おむつと接触しているお尻がかぶれてしまう状態です。尿や便にはアンモニアや酵素などが含まれているため、乳幼児期の繊細な皮膚が荒れてしまうことがよくあります。さらに、おしりを拭く際に生じる摩擦行為などの外的な刺激もおむつかぶれを助長させる原因となります。治療の基本はスキンケアで、外用剤としては、軽症では亜鉛華軟膏・非ステロイド剤で、症状がひどい場合には、ステロイド軟膏や抗真菌剤を処方することもあります。

水いぼ

ウイルスが原因の皮膚感染症であり、1~2mm程度のちいさな、いぼ(疣贅)が脇の下や上腕部にたくさんできることが多いです。
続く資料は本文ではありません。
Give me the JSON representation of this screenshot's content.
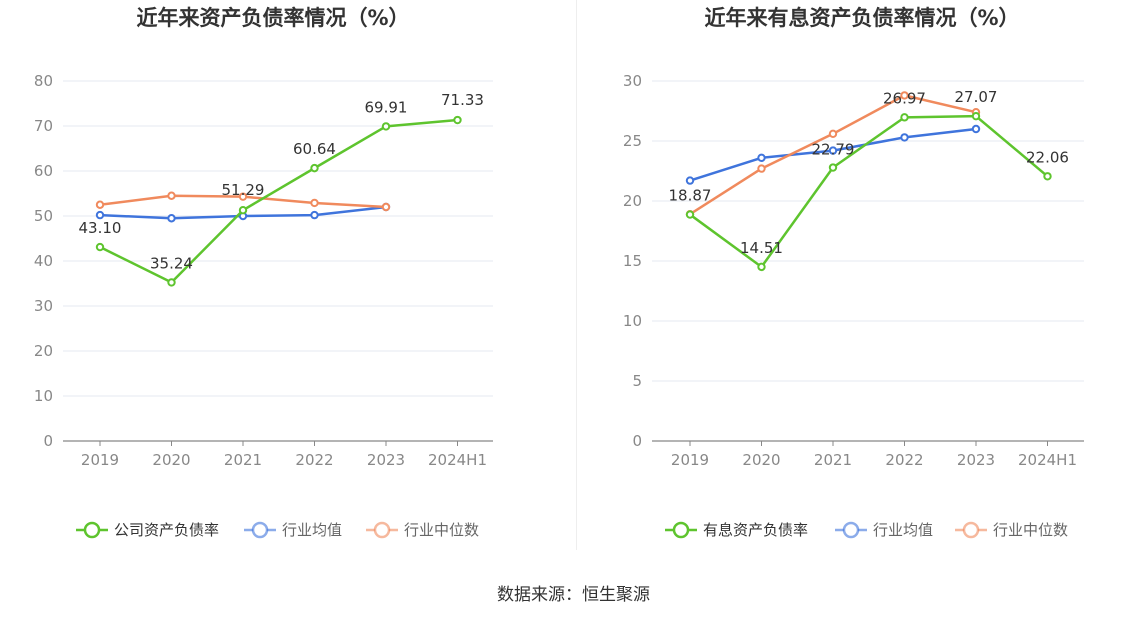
{
  "chart_data": [
    {
      "type": "line",
      "title": "近年来资产负债率情况（%）",
      "categories": [
        "2019",
        "2020",
        "2021",
        "2022",
        "2023",
        "2024H1"
      ],
      "yticks": [
        "0",
        "10",
        "20",
        "30",
        "40",
        "50",
        "60",
        "70",
        "80"
      ],
      "ylim": [
        0,
        80
      ],
      "grid": true,
      "legend_position": "bottom",
      "series": [
        {
          "name": "公司资产负债率",
          "color": "#5ec42e",
          "values": [
            43.1,
            35.24,
            51.29,
            60.64,
            69.91,
            71.33
          ],
          "labels": [
            "43.10",
            "35.24",
            "51.29",
            "60.64",
            "69.91",
            "71.33"
          ]
        },
        {
          "name": "行业均值",
          "color": "#3f74dc",
          "values": [
            50.2,
            49.5,
            50.0,
            50.2,
            52.0,
            null
          ]
        },
        {
          "name": "行业中位数",
          "color": "#f08a5d",
          "values": [
            52.5,
            54.5,
            54.3,
            52.9,
            52.0,
            null
          ]
        }
      ]
    },
    {
      "type": "line",
      "title": "近年来有息资产负债率情况（%）",
      "categories": [
        "2019",
        "2020",
        "2021",
        "2022",
        "2023",
        "2024H1"
      ],
      "yticks": [
        "0",
        "5",
        "10",
        "15",
        "20",
        "25",
        "30"
      ],
      "ylim": [
        0,
        30
      ],
      "grid": true,
      "legend_position": "bottom",
      "series": [
        {
          "name": "有息资产负债率",
          "color": "#5ec42e",
          "values": [
            18.87,
            14.51,
            22.79,
            26.97,
            27.07,
            22.06
          ],
          "labels": [
            "18.87",
            "14.51",
            "22.79",
            "26.97",
            "27.07",
            "22.06"
          ]
        },
        {
          "name": "行业均值",
          "color": "#3f74dc",
          "values": [
            21.7,
            23.6,
            24.2,
            25.3,
            26.0,
            null
          ]
        },
        {
          "name": "行业中位数",
          "color": "#f08a5d",
          "values": [
            18.9,
            22.7,
            25.6,
            28.8,
            27.4,
            null
          ]
        }
      ]
    }
  ],
  "footer": {
    "source": "数据来源：恒生聚源"
  }
}
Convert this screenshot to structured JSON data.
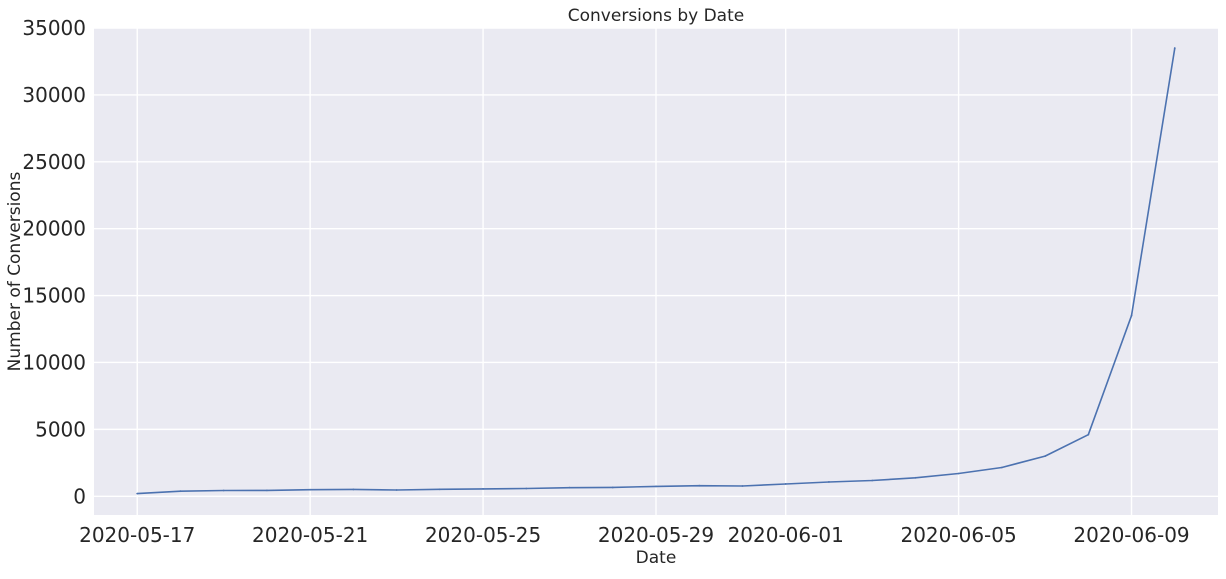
{
  "chart_data": {
    "type": "line",
    "title": "Conversions by Date",
    "xlabel": "Date",
    "ylabel": "Number of Conversions",
    "x_tick_labels": [
      "2020-05-17",
      "2020-05-21",
      "2020-05-25",
      "2020-05-29",
      "2020-06-01",
      "2020-06-05",
      "2020-06-09"
    ],
    "y_tick_labels": [
      "0",
      "5000",
      "10000",
      "15000",
      "20000",
      "25000",
      "30000",
      "35000"
    ],
    "ylim": [
      -1400,
      35000
    ],
    "xlim": [
      "2020-05-16",
      "2020-06-11"
    ],
    "grid": true,
    "colors": {
      "background": "#eaeaf2",
      "grid": "#ffffff",
      "line": "#4c72b0"
    },
    "series": [
      {
        "x": [
          "2020-05-17",
          "2020-05-18",
          "2020-05-19",
          "2020-05-20",
          "2020-05-21",
          "2020-05-22",
          "2020-05-23",
          "2020-05-24",
          "2020-05-25",
          "2020-05-26",
          "2020-05-27",
          "2020-05-28",
          "2020-05-29",
          "2020-05-30",
          "2020-05-31",
          "2020-06-01",
          "2020-06-02",
          "2020-06-03",
          "2020-06-04",
          "2020-06-05",
          "2020-06-06",
          "2020-06-07",
          "2020-06-08",
          "2020-06-09",
          "2020-06-10"
        ],
        "values": [
          200,
          380,
          430,
          440,
          490,
          510,
          470,
          520,
          550,
          580,
          640,
          660,
          740,
          790,
          770,
          920,
          1070,
          1180,
          1380,
          1700,
          2150,
          3000,
          4600,
          13500,
          33500
        ]
      }
    ]
  }
}
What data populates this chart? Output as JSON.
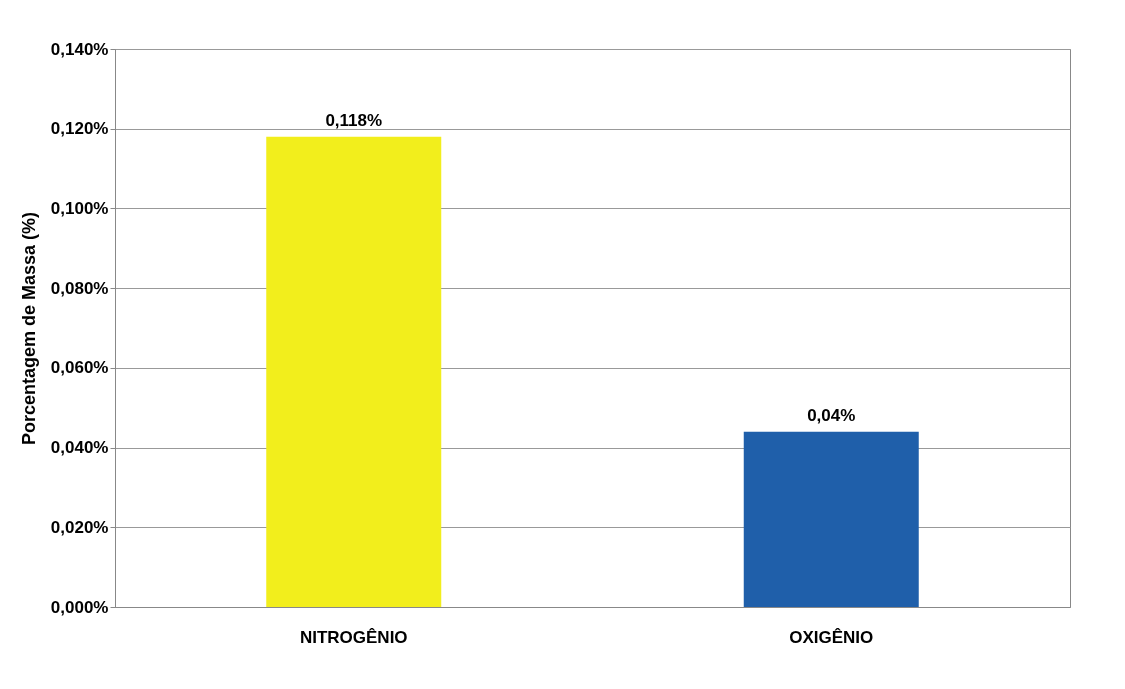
{
  "chart_data": {
    "type": "bar",
    "ylabel": "Porcentagem de Massa  (%)",
    "categories": [
      "NITROGÊNIO",
      "OXIGÊNIO"
    ],
    "values": [
      0.118,
      0.044
    ],
    "colors": [
      "#f2ee1c",
      "#1f5faa"
    ],
    "value_labels": [
      "0,118%",
      "0,04%"
    ],
    "ylim": [
      0,
      0.14
    ],
    "yticks": [
      {
        "value": 0,
        "label": "0,000%"
      },
      {
        "value": 0.02,
        "label": "0,020%"
      },
      {
        "value": 0.04,
        "label": "0,040%"
      },
      {
        "value": 0.06,
        "label": "0,060%"
      },
      {
        "value": 0.08,
        "label": "0,080%"
      },
      {
        "value": 0.1,
        "label": "0,100%"
      },
      {
        "value": 0.12,
        "label": "0,120%"
      },
      {
        "value": 0.14,
        "label": "0,140%"
      }
    ],
    "grid": "y"
  }
}
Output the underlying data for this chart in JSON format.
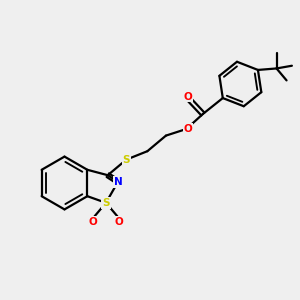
{
  "background_color": "#efefef",
  "line_color": "#000000",
  "bond_width": 1.6,
  "figsize": [
    3.0,
    3.0
  ],
  "dpi": 100,
  "atom_colors": {
    "O": "#ff0000",
    "N": "#0000ff",
    "S": "#cccc00"
  },
  "layout": {
    "xlim": [
      0,
      10
    ],
    "ylim": [
      0,
      10
    ]
  }
}
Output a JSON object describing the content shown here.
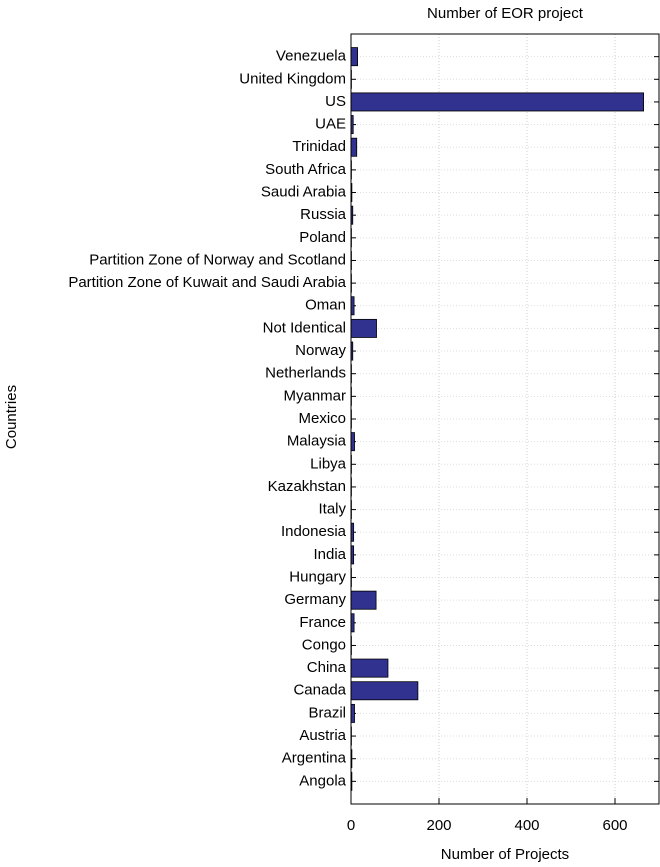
{
  "chart_data": {
    "type": "barh",
    "title": "Number of EOR project",
    "xlabel": "Number of Projects",
    "ylabel": "Countries",
    "categories": [
      "Angola",
      "Argentina",
      "Austria",
      "Brazil",
      "Canada",
      "China",
      "Congo",
      "France",
      "Germany",
      "Hungary",
      "India",
      "Indonesia",
      "Italy",
      "Kazakhstan",
      "Libya",
      "Malaysia",
      "Mexico",
      "Myanmar",
      "Netherlands",
      "Norway",
      "Not Identical",
      "Oman",
      "Partition Zone of Kuwait and Saudi Arabia",
      "Partition Zone of Norway and Scotland",
      "Poland",
      "Russia",
      "Saudi Arabia",
      "South Africa",
      "Trinidad",
      "UAE",
      "US",
      "United Kingdom",
      "Venezuela"
    ],
    "values": [
      2,
      2,
      1,
      8,
      152,
      84,
      1,
      7,
      57,
      1,
      6,
      6,
      1,
      1,
      1,
      8,
      1,
      1,
      1,
      4,
      58,
      7,
      1,
      1,
      1,
      4,
      2,
      1,
      13,
      5,
      665,
      1,
      15
    ],
    "color": "#31318f",
    "xlim": [
      0,
      700
    ],
    "xticks": [
      0,
      200,
      400,
      600
    ],
    "grid": true
  }
}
とくに、アトピー性皮膚炎のこどもは、皮膚のバリア機能が低下していることが多く、水イボができることがよくあります。この病気はウイルスが原因なので特効薬はございません。最低でも治癒するのに半年〜1年かかることが多いです。

アトピー性皮膚炎

こちらをご覧ください。

とびひ

ブドウ球菌や溶連菌などの細菌によって引き起こされる皮膚の感染症です。こうした細菌が原因となり、強いかゆみを伴う水疱や滲出液が手足や顔などに多発します。お肌がかゆくてムズムズするため、爪を立てて掻きむしってしまうことも多いのですが、患部を刺激して水疱をつぶしてしまうと、細菌が周辺部位に飛び散ってしまい、まるで火事の飛び火のようにあっという間に広がってしまいます。通常は抗生剤がよく効きますが、時に治療に数週間かかることもあります。

一般小児科Q&A

Q、小児科では、何歳ぐらいまでの子供が対象になりますか?
A、当院の小児科では、生後0日から18歳前後までのお子様について診療いたします。
Q、子供が熱を出したときは、すぐに医療機関を受診した方が良いですか?
A、お子様が苦しそうにしているとき、けいれんを起こしているとき、意識がはっきりしないとき、呼吸がしんどそうな時は、お早めにクリニックに連絡ください。お子さんが元気そうにしているときは、半日・1日経ってから受診することをお勧めします。なお、乳幼児の場合、つらい症状をうまく言葉で伝えられないこともあります。夜間や休日に保護者の方から見て、いつもと様子が違っていると感じられたときは、念のため医療機関を受診し、治療の必要性を判断することも大切です。